Мой череп готов треснуть.
Рычание команд не имеет конца. Пронзительные крики тоже. Внизу у путей все еще стреляют. Но вот резко свистит паровозный гудок и перекрывает все.
Вижу боязливо-расширенные глаза «кучера». Бартль помогает мне, подталкивая и вдвигая меня в «ковчег». После чего снова катим дальше.
Фронтоны домов проплывают мимо. Больше никакого шума, никаких испуганных криков, никакой стрельбы. Только резкие паровозные гудки все еще звучат в ушах.
Была ли это действительно Симона? Может ли это быть вообще Симона? А что, если транспорт еще вовсе не отправился в Германию на прошлой неделе?
Вздор! Воспаленное воображение! Сплошная глупость! Никогда в жизни больше не может быть Симона! внушаю себе безмолвно. Но вместе с тем воспроизвожу в голове увиденное и испытываю глубокое беспокойство от того, как они охотились там на людей, будто охотники за черепами.
Но разве не сказал тот фельдфебель в Fresnes: «Эти проклятые французы — они заставляют нас вести поезда трижды вокруг города!»?
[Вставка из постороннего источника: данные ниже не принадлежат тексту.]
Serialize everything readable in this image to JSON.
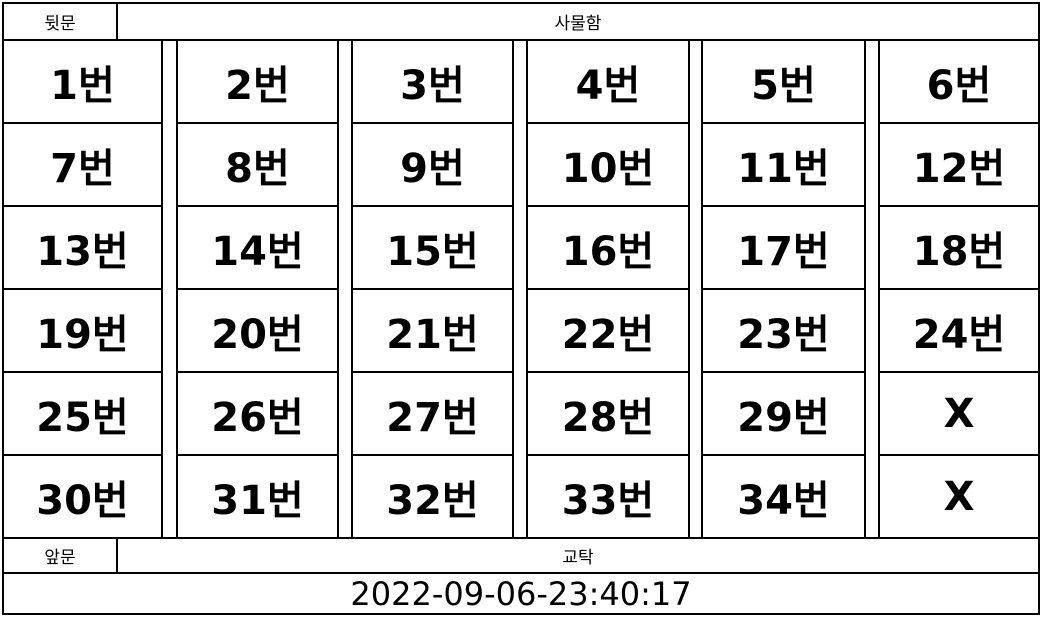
{
  "header": {
    "back_door": "뒷문",
    "locker": "사물함"
  },
  "seats": [
    [
      "1번",
      "2번",
      "3번",
      "4번",
      "5번",
      "6번"
    ],
    [
      "7번",
      "8번",
      "9번",
      "10번",
      "11번",
      "12번"
    ],
    [
      "13번",
      "14번",
      "15번",
      "16번",
      "17번",
      "18번"
    ],
    [
      "19번",
      "20번",
      "21번",
      "22번",
      "23번",
      "24번"
    ],
    [
      "25번",
      "26번",
      "27번",
      "28번",
      "29번",
      "X"
    ],
    [
      "30번",
      "31번",
      "32번",
      "33번",
      "34번",
      "X"
    ]
  ],
  "footer": {
    "front_door": "앞문",
    "teacher_desk": "교탁",
    "timestamp": "2022-09-06-23:40:17"
  }
}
Я не заметил, на какую улицу свернул «кучер»: Мы, конечно, уже едем в совершенно неверном направлении — снова в Париж, вместо того, чтобы выбраться из него. В следующий миг нас останавливают фельджандармы на мотоцикле с коляской. Спросить этих цепных псов? Пока не могу принять решение, «кучер» уже останавливается.